Le bloc consiste en un chemin de prises à faible hauteur, sans corde d’assurage. | AVES
C’est l’une des trois épreuves de l’escalade sportive – avec celles de difficulté et de vitesse – et sans doute la plus complète. Mariant technique, force physique et capacité de planification, le bloc – chemin de prises à faible hauteur, sans corde d’assurage – a fortement contribué à populariser ce sport, testé au JO de Tokyo en 2020 et officiellement olympique dès les Jeux de Los Angeles en 2028.

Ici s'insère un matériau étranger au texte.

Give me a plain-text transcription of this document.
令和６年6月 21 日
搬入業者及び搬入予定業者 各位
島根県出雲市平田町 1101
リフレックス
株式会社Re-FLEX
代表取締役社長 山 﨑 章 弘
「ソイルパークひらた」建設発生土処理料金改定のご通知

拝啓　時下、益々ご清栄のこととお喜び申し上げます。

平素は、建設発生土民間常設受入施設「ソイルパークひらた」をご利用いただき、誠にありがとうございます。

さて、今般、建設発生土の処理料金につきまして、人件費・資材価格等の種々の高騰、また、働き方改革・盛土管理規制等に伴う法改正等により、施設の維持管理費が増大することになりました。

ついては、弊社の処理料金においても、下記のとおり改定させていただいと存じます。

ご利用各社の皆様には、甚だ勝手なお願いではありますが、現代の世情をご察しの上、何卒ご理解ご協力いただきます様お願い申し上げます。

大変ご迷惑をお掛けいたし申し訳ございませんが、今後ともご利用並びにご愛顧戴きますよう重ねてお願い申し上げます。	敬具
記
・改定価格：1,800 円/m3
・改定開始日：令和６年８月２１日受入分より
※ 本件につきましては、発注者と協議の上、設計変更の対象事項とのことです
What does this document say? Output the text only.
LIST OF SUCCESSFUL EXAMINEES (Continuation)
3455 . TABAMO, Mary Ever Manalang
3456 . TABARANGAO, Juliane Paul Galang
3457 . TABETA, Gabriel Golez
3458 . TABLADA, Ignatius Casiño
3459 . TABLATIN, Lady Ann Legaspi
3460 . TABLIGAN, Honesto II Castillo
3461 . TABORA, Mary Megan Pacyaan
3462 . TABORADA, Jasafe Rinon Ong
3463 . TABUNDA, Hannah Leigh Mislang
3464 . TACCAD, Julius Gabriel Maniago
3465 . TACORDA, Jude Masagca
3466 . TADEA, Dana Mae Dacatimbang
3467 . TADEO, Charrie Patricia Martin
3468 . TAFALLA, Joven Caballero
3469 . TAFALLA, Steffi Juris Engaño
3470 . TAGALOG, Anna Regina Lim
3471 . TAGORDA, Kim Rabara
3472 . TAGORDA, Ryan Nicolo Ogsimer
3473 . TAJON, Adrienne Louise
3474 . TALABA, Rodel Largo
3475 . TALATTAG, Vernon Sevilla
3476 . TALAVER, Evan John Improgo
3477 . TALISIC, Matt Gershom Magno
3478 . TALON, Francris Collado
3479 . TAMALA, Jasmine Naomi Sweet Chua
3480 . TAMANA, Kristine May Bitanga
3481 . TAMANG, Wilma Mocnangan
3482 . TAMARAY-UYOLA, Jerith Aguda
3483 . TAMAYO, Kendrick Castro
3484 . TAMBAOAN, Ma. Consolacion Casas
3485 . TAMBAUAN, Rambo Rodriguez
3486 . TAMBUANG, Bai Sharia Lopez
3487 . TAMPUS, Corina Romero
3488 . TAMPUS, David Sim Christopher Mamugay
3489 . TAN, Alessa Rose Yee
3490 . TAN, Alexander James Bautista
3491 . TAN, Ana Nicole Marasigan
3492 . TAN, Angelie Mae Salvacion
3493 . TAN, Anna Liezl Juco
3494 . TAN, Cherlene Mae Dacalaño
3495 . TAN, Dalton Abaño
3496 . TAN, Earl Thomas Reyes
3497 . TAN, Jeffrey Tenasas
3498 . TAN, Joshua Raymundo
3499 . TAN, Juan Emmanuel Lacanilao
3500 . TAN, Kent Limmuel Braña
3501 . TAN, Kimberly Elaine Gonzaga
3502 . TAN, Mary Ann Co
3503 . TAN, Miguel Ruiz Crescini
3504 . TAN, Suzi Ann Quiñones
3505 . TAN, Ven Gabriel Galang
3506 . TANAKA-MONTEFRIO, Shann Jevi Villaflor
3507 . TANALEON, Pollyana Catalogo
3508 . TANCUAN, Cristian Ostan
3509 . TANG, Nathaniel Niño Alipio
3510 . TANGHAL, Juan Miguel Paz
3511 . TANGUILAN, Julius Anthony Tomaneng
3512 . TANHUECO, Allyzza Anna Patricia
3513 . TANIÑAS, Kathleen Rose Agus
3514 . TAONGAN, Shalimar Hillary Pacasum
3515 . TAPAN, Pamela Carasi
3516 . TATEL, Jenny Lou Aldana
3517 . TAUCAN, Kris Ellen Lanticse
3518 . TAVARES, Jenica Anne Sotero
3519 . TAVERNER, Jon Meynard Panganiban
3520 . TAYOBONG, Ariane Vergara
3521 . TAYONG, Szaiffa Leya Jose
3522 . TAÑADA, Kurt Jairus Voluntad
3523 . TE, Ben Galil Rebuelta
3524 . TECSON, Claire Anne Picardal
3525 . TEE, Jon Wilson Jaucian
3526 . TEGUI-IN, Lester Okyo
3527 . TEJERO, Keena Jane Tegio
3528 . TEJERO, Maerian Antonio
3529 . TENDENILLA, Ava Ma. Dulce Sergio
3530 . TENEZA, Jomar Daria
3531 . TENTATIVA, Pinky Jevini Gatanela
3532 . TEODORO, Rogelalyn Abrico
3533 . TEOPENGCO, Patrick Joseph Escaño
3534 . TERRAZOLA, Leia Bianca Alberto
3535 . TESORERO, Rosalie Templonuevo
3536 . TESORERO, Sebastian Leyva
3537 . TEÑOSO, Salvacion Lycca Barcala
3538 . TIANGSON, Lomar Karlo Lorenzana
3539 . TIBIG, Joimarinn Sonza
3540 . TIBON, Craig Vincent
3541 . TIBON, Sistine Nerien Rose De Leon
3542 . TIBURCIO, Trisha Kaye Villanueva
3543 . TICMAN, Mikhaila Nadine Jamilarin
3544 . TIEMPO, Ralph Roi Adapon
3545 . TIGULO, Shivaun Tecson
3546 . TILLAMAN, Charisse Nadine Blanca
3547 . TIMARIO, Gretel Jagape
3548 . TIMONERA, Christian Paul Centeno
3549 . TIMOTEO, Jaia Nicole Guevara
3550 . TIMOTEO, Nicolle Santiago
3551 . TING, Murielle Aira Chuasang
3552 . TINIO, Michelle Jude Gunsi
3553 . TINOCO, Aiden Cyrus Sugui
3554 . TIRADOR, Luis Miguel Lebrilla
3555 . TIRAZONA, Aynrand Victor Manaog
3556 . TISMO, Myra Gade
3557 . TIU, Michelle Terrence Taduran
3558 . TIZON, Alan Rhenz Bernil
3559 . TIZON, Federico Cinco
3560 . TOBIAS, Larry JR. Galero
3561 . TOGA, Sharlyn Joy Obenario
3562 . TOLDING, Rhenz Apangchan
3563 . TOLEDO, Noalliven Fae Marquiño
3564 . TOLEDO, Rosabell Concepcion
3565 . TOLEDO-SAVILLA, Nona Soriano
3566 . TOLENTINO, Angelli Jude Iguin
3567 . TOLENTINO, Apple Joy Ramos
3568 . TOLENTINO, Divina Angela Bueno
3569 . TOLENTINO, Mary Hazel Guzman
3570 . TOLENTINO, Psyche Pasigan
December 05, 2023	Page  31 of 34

Alors qu’il célèbre cette année sa troisième édition, le Championnat valaisan de bloc sera pour la première fois mis sur pied pour les jeunes uniquement, des U9 aux U17. Organisatrice de la manifestation, l’Association valaisanne d’escalade sportive (AVES) invoque sur son site Internet des raisons budgétaires. «Nous essayons de professionnaliser ces championnats et cela devient de gros événements, voilà pourquoi la compétition pour les adultes a été mise en suspens cette année», complète son président Sébastien Guéra.
Engouement croissant
Ce dimanche, ce sont en effet quelque 120 jeunes qui sont attendus à la Vertic-Halle à Monthey, illustrant la popularité nouvelle acquise par ce sport. Une conséquence de l’«olympisation»? Pas uniquement, semble dire le Martignerain, qui est notamment entraîneur au Centre régional Valais et entraîneur à Swiss Olympic. «C’est un peu plus médiatisé et cela peut donner envie d’entrer dans un club et d’essayer.»
Mais davantage que l’olympisme, «c’est plutôt l’effervescence liée à l’ouverture des lieux d’escalade qui joue ici; on peut pratiquer l’escalade toute l’année et ça se démocratise, des gens créent des clubs, des offres de cours; tout cela suscite un engouement». De plus en plus de structures ouvrent en outre des «groupes compétition» et l’enthousiasme pour la discipline rejaillit sur les compétitions elles-mêmes: face au succès des épreuves de Coupe suisse, un Championnat romand s’est créé l’an dernier.
«Comme les autres disciplines de l’escalade, le bloc se pratique historiquement plutôt en extérieur; et comme les autres disciplines également, elle a su se faire «spectaculaire pour le public, note Sébastien Guéra. On a réduit de 6 à 5 minutes le temps maximum de réalisation d’une voie et on retrouve notamment des jetés et des mouvements à l’horizontale.» Si seuls les meilleurs jeunes arriveront en finale, la compétition de ce week-end est ouverte à toutes et tous, moyennant finance d’inscription et licence cantonale (10 francs), toutes deux disponibles en ligne et sur place.